In the introduction, we posed application scenarios for the animated transitions, but in our online studies, we examined a more general setting. Although technically the results are applicable in other situations, it remains to be verified that the study’s findings apply to our application scenarios.

7 Future work

Recommender systems and automation attempts like Data Animator (Thompson et al. 2021) and Gemini 2 (Kim and Heer 2021), with mental load cost based on Graph Scape (Kim et al. 2017), help to design animated transitions. However, these mental load costs were determined for normal-sized visualizations and might differ for other visualization sizes, as previous studies have shown (Bezerianos and Isenberg 2012; Blascheck and Isenberg 2021). It thus remains to adapt the mental load cost graph to small-scale visualizations. Additionally, finding a good animation duration requires more investigation.
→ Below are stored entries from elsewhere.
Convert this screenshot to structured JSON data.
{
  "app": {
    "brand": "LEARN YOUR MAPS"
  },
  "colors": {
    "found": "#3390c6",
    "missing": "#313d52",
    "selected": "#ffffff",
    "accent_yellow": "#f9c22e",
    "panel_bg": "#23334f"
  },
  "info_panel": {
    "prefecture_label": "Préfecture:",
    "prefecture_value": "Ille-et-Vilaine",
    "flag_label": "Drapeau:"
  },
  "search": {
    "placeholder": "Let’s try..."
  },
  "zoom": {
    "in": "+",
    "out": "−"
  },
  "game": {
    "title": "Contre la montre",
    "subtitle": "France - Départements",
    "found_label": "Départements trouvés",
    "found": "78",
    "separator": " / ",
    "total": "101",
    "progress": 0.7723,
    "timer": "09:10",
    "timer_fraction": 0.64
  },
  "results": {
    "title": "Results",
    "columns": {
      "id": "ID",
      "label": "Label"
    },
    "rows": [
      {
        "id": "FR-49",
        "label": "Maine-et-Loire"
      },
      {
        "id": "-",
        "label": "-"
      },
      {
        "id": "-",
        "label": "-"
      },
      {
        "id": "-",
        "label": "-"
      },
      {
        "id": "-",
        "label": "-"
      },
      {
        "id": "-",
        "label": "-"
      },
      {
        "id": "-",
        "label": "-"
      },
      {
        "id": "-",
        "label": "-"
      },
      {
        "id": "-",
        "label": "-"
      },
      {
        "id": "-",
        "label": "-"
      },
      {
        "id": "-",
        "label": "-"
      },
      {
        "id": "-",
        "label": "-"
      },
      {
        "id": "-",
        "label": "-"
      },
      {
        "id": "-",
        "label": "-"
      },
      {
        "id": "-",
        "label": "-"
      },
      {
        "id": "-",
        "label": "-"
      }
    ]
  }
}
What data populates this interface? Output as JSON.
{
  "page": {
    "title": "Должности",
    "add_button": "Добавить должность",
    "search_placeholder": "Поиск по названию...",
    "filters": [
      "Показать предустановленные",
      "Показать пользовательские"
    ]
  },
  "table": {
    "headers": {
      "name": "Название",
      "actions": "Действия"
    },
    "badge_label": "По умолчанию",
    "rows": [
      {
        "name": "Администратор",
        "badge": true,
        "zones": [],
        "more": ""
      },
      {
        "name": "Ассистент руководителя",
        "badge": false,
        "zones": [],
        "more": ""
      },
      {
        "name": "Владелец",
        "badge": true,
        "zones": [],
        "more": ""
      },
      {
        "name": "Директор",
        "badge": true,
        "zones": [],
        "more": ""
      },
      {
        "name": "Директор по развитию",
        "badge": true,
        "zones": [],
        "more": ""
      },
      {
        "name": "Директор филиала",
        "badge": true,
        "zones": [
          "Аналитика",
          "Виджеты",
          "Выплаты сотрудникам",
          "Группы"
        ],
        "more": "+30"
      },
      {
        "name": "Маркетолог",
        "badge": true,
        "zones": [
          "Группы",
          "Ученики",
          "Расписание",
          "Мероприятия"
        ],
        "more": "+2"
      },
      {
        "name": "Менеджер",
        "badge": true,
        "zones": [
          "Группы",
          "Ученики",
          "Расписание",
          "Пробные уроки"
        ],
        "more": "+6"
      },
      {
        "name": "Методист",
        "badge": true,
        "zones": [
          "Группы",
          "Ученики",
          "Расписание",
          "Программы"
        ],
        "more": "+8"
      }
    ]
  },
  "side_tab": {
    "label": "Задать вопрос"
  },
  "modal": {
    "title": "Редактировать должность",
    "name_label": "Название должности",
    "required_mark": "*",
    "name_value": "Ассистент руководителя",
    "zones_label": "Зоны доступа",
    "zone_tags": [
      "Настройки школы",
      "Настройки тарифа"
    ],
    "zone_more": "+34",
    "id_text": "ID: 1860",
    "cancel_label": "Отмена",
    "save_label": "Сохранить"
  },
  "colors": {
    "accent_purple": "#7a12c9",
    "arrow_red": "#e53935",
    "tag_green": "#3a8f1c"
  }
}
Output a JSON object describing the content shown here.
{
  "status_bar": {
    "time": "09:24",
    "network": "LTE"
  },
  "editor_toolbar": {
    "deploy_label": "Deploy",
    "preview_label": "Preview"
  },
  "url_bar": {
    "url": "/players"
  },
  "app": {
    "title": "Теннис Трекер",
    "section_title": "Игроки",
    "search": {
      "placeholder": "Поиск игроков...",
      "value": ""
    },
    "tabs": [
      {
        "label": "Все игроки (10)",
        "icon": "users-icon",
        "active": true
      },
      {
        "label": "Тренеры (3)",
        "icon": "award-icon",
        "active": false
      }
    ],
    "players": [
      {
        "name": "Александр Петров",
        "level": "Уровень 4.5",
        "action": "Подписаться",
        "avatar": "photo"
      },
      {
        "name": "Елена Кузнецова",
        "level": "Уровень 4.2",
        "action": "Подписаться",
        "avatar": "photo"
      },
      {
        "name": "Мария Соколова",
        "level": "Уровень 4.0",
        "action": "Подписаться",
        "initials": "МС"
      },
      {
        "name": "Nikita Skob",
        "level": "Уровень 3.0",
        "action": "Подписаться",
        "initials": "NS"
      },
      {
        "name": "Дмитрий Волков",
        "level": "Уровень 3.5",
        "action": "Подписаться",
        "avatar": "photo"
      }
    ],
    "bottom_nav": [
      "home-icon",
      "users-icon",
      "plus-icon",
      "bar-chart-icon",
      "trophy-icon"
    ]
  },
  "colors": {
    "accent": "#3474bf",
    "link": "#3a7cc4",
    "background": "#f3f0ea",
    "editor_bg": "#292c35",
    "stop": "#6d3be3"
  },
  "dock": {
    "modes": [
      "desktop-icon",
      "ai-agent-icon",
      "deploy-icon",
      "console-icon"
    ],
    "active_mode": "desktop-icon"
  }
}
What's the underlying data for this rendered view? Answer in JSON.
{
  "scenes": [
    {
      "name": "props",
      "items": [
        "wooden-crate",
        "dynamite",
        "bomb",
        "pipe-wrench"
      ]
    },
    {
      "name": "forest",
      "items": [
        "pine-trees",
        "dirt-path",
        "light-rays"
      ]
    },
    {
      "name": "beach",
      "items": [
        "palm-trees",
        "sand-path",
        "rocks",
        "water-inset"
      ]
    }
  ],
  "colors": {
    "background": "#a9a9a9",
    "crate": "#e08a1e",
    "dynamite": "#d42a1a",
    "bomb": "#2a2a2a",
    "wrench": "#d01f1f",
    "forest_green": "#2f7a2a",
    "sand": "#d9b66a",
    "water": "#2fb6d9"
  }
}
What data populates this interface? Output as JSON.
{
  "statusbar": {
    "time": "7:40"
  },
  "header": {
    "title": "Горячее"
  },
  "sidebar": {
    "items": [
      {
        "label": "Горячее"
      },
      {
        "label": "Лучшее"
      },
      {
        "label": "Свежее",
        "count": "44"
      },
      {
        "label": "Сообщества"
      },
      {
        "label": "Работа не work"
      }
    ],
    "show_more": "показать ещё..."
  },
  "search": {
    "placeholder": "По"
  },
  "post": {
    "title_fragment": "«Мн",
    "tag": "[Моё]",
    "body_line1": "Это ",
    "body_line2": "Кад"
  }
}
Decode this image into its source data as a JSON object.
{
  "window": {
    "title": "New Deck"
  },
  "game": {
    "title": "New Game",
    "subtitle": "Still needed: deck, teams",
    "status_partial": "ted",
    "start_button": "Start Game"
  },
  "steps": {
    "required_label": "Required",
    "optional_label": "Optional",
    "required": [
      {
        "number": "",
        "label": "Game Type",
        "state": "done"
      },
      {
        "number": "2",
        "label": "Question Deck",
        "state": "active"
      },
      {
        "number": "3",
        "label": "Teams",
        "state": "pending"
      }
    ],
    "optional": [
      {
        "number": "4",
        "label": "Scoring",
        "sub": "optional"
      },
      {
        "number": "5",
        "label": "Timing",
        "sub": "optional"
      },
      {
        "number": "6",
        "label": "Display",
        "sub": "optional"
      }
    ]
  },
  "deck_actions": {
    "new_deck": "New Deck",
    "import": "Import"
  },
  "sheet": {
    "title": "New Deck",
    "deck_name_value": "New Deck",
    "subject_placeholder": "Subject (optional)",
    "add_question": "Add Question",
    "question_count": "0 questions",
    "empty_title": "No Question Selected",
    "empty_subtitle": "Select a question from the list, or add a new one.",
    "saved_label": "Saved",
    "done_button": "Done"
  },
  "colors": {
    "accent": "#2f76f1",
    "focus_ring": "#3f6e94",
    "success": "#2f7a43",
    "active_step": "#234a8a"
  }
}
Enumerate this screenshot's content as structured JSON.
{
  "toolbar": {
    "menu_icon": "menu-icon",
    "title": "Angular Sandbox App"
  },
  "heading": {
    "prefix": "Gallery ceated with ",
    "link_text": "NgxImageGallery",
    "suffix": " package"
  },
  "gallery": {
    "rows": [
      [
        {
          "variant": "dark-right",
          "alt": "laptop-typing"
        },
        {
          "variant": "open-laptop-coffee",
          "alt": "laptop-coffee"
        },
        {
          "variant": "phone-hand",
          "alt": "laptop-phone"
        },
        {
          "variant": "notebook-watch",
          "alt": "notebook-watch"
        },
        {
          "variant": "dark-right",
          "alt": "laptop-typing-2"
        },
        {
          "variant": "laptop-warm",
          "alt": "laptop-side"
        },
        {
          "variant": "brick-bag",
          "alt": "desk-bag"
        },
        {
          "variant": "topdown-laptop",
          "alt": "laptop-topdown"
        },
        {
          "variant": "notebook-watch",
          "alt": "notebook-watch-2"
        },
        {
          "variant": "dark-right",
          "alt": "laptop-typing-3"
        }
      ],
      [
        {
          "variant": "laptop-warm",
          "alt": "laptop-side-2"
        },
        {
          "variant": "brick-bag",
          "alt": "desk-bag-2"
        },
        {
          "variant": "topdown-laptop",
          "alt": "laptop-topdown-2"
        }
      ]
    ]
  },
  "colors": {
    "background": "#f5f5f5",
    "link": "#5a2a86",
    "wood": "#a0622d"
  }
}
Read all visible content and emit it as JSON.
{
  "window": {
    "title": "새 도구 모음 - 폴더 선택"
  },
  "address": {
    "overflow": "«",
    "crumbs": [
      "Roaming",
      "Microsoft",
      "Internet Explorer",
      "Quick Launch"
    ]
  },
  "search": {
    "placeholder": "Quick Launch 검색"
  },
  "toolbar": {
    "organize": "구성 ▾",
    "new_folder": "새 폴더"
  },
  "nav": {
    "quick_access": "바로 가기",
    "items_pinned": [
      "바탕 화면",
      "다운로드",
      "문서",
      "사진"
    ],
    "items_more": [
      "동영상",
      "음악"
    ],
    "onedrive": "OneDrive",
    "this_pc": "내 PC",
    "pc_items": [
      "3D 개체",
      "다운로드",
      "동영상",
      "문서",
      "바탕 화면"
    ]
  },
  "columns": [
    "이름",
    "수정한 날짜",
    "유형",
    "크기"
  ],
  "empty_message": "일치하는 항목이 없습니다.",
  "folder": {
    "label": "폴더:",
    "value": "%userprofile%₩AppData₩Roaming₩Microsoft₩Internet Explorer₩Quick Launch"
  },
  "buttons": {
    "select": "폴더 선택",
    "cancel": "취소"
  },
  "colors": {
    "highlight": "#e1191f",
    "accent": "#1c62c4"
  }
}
Further, steps toward the direction of small-scale equivalents to interactive visualizations and visual analytics systems need to be explored. In our scenario, there is no interaction possibility with the visualizations themselves. Goffin et al. (2020) describe a design space of interactions with word-scale visualizations, but focus on manipulation of the whole visualization, not its data. Whereas showing data attribute values on mouseover on a mark is the simplest interaction, it is worth investigating how typical interaction with data in normal-sized visualizations translates to small-scale visualizations and how interaction on one of the small-scale visualizations can be persisted through to the visualizations not visible at that time.